In this Article, Pranay Kotasthane of Takshashila Institution says that with the increasing trend of consolidation of centrally sponsored schemes (CSS) during last three budgets, states now  "have a better idea of the fiscal space available to them and are in a better position to decide and shape their own priorities".


He says "the changes in CSS started last financial year with a higher tax devolution recommended by the Fourteenth Finance Commission (FFC). This higher tax devolution without a corresponding increase in revenue receipts meant that the Union government restructured its approach of running a plethora of central schemes under state plans. Specifically, the Union government decreased its own support for some of them in last year’s budget. In a few cases, the government discontinued some centrally sponsored schemes altogether, bringing down the total number of CSS from 147 to 66."


"On the other hand, the response of the states to the question of CSS restructuring was two-fold. Initially, states had submitted to the FFC that proliferation of CSS impinges upon their fiscal autonomy as they do not have any say in design of these schemes and face many restrictions in their implementation (Finance Commission 2015: 88). At the same time, states also clearly demonstrated an endowment effect — they continued to see CSS an important source of money that they weren’t willing to give up."
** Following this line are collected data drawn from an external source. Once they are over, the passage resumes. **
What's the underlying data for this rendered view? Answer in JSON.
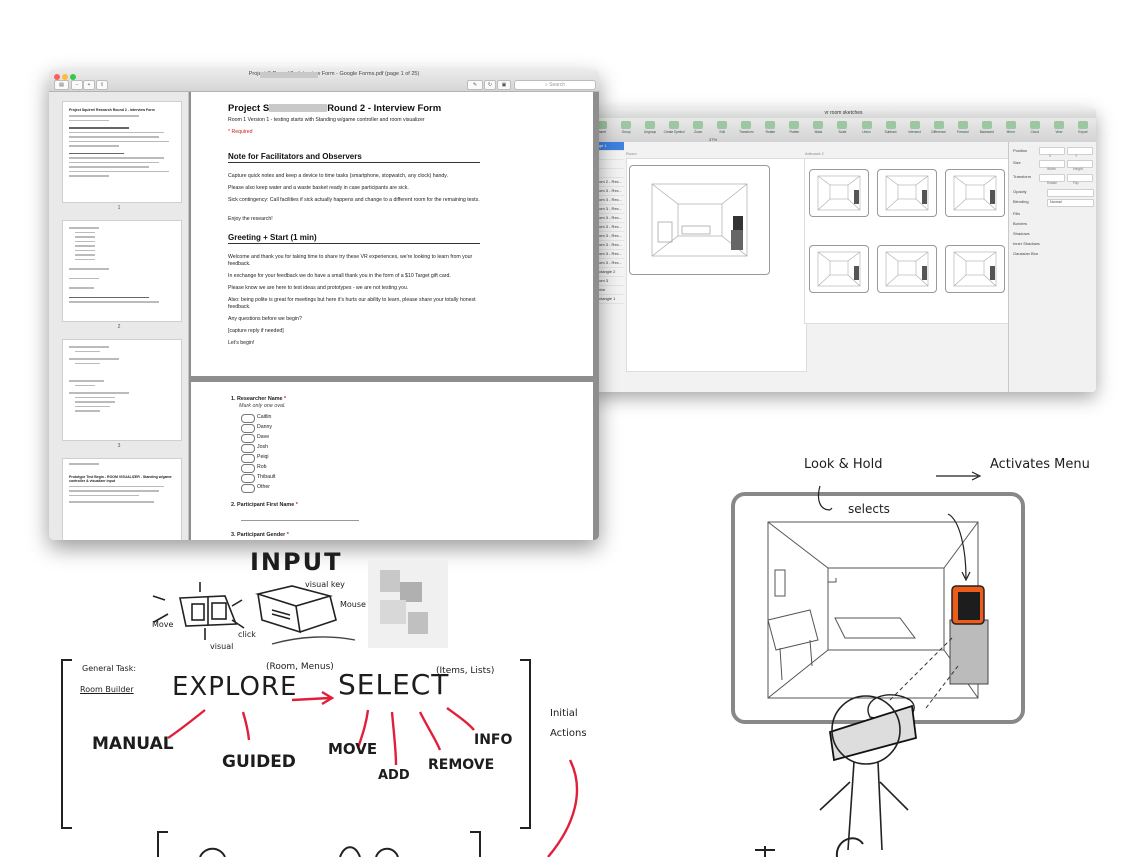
{
  "pdf_window": {
    "title": "Project S                    Round 2 - Interview Form - Google Forms.pdf (page 1 of 25)",
    "search_placeholder": "Search",
    "thumbnails": [
      {
        "title": "Project Squirrel Research Round 2 - Interview Form",
        "page_number": "1"
      },
      {
        "page_number": "2"
      },
      {
        "page_number": "3"
      },
      {
        "title": "Prototype Test Begin - ROOM VISUALIZER - Standing w/game controller & visualizer input"
      }
    ],
    "page1": {
      "title_prefix": "Project S",
      "title_suffix": "Round 2 - Interview Form",
      "subtitle": "Room 1 Version 1 - testing starts with Standing w/game controller and room visualizer",
      "required": "* Required",
      "section1_heading": "Note for Facilitators and Observers",
      "section1_paragraphs": [
        "Capture quick notes and keep a device to time tasks (smartphone, stopwatch, any clock) handy.",
        "Please also keep water and a waste basket ready in case participants are sick.",
        "Sick contingency: Call facilities if sick actually happens and change to a different room for the remaining tests.",
        "Enjoy the research!"
      ],
      "section2_heading": "Greeting + Start (1 min)",
      "section2_paragraphs": [
        "Welcome and thank you for taking time to share try these VR experiences, we're looking to learn from your feedback.",
        "In exchange for your feedback we do have a small thank you in the form of a $10 Target gift card.",
        "Please know we are here to test ideas and prototypes - we are not testing you.",
        "Also: being polite is great for meetings but here it's hurts our ability to learn, please share your totally honest feedback.",
        "Any questions before we begin?",
        "[capture reply if needed]",
        "Let's begin!"
      ]
    },
    "page2": {
      "q1_title": "1.  Researcher Name",
      "q1_required": "*",
      "q1_hint": "Mark only one oval.",
      "q1_options": [
        "Caitlin",
        "Danny",
        "Dave",
        "Josh",
        "Peiqi",
        "Rob",
        "Thibault",
        "Other"
      ],
      "q2_title": "2.  Participant First Name",
      "q2_required": "*",
      "q3_title": "3.  Participant Gender",
      "q3_required": "*"
    }
  },
  "sketch_window": {
    "title": "vr room sketches",
    "toolbar": [
      "Insert",
      "Group",
      "Ungroup",
      "Create Symbol",
      "Zoom",
      "Edit",
      "Transform",
      "Rotate",
      "Flatten",
      "Mask",
      "Scale",
      "Union",
      "Subtract",
      "Intersect",
      "Difference",
      "Forward",
      "Backward",
      "Mirror",
      "Cloud",
      "View",
      "Export"
    ],
    "zoom_value": "37%",
    "layers": [
      "Page 1",
      "",
      "",
      "",
      "Room 2 - Rec...",
      "Room 3 - Rec...",
      "Room 3 - Rec...",
      "Room 3 - Rec...",
      "Room 3 - Rec...",
      "Room 3 - Rec...",
      "Room 3 - Rec...",
      "Room 3 - Rec...",
      "Room 3 - Rec...",
      "Room 3 - Rec...",
      "Rectangle 2",
      "Room 3",
      "Thrive",
      "Rectangle 1"
    ],
    "artboard_labels": [
      "Room",
      "Artboard 2"
    ],
    "inspector": [
      "Position",
      "Size",
      "Transform",
      "Opacity",
      "Blending",
      "Fills",
      "Borders",
      "Shadows",
      "Inner Shadows",
      "Gaussian Blur"
    ],
    "inspector_subs": [
      "X",
      "Y",
      "Width",
      "Height",
      "Rotate",
      "Flip"
    ],
    "blending_value": "Normal"
  },
  "sketch_notes": {
    "input": "INPUT",
    "visual_key": "visual key",
    "mouse": "Mouse",
    "move": "Move",
    "click": "click",
    "visual": "visual",
    "general_task": "General Task:",
    "room_builder": "Room Builder",
    "explore": "EXPLORE",
    "room_menus": "(Room, Menus)",
    "select": "SELECT",
    "items_lists": "(Items, Lists)",
    "manual": "MANUAL",
    "guided": "GUIDED",
    "move_caps": "MOVE",
    "add": "ADD",
    "remove": "REMOVE",
    "info": "INFO",
    "initial_actions": "Initial Actions",
    "look_hold": "Look & Hold",
    "activates_menu": "Activates Menu",
    "selects": "selects"
  },
  "colors": {
    "accent_red": "#e0203a",
    "orange": "#ee5c1a",
    "required_red": "#cc2222",
    "selection_blue": "#3f82e0"
  }
}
"This changed pattern is likely to be featured in all state budgets. Chief ministers will claim that the state’s fiscal plans will be affected, mainly on account of  increasing contributions to those ‘Core schemes’ on which they otherwise spent less than 40%. A trick that this budget missed is shifting to a regime of specific purpose open-ended matching grants instead of a fixed 60:40 ratio. The fixed ratio will mean that states will be compelled to implement these schemes just to avail of the 60% assistance, even if they have done considerably well in a particular area. For instance, Kerala might be reluctant to shift its focus from primary education to other priority areas even though it has done considerably well in the former, just because of the political economy around the 60% assistance promised by the central government."